I sat up and pulled a shawl around me. I did not think I should be so naked when I broached the subject of his son.
“I wanted to tell you something,” I began. “About your son’s financial policies.”
He also sat up and instinctively felt for the whereabouts of his sword, though he did not close his hand on it.
“You mean the policies of the p
rocurator of Pretannia,” he corrected me. “How would you think that as governor I would not be fully aware of them?”
“Well then, you must be aware that his policies are rapacious.”
“Why do you say so?”
“If you give someone a gift and later declare it a loan to be repaid immediately and with high interest, what do you call that? That is what the procurator of Pretannia is doing to the tribes who cooperated with the invasion of their land. He is bankrupting them, taking all their wealth as so-called payment as well as conscripting their men into the Roman army by force. Are you aware of this policy!”
He didn’t answer right away, but just gazed at me, almost losing focus. I wondered if I had shape-shifted again. If he dared to say something like, You’re so beautiful when you’re mad, I might have to run him through with my own sword (which yes, at Sarah’s insistence, I had brought with me, and which was close to hand).
“I asked you a question,” I prompted him. “Are you aware of this policy?”
“Yes,” he said at length. “And as you note, it is his policy, and he was appointed by Emperor Nero to make all such civil policies, just as I am appointed to command the army and protect the peace. They are two distinct offices. As I’m sure you are aware.”
If he meant to appease me with a nod to my knowledge of the inner workings of the Empire, his attempt failed.
“Of course I am aware,” I said. “But I am not stupid, and I didn’t think you were.

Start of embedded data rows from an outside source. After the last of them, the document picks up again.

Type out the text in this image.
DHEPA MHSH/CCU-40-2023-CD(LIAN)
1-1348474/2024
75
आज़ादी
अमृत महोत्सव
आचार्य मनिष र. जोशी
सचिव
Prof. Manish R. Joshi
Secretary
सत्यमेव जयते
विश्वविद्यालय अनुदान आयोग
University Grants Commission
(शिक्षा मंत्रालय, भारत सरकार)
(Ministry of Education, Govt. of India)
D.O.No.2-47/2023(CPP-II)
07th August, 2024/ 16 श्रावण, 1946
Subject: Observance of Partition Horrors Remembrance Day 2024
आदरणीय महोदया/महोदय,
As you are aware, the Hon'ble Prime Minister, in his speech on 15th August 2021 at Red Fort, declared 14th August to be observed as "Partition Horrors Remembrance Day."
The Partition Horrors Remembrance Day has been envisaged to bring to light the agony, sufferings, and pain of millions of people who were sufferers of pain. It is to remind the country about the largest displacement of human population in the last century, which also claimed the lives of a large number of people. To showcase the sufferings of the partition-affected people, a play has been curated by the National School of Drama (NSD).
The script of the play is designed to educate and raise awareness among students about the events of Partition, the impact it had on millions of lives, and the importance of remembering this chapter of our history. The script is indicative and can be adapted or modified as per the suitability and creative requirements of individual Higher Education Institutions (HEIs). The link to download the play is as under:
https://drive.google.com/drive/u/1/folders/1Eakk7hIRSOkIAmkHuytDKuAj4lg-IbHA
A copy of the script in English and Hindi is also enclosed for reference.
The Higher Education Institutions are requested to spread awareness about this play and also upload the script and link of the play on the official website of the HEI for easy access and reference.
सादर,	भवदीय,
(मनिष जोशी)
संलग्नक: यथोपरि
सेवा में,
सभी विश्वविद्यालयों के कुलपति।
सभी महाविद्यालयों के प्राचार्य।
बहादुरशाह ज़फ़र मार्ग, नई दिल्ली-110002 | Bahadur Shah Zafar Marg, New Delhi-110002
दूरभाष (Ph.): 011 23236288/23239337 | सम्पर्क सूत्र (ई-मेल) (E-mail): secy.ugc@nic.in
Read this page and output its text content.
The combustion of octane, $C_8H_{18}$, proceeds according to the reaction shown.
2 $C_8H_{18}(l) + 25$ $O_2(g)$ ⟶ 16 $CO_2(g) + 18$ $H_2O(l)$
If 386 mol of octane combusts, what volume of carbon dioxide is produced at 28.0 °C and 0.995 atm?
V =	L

Your job of protecting the peace is going to be a lot harder if civil policies oppress the tribes, even the friendly ones. If Rome wants people to accept the Pax Romana, which is a pretty bitter draught in the first place, you’d better sweeten the deal, make it worth their while, give them something to lose.”
“You don’t need to lecture me on Roman foreign policy,” he said stiffly. “I know perfectly well how it works. Put simply: people who cooperate are rewarded; people who don’t are dealt with. Swiftly.”
“But that’s just the point,” I argued. “Plenty of tribes did cooperate, and they are being punished anyway. By your son.” Wisely or unwisely I drove the point home.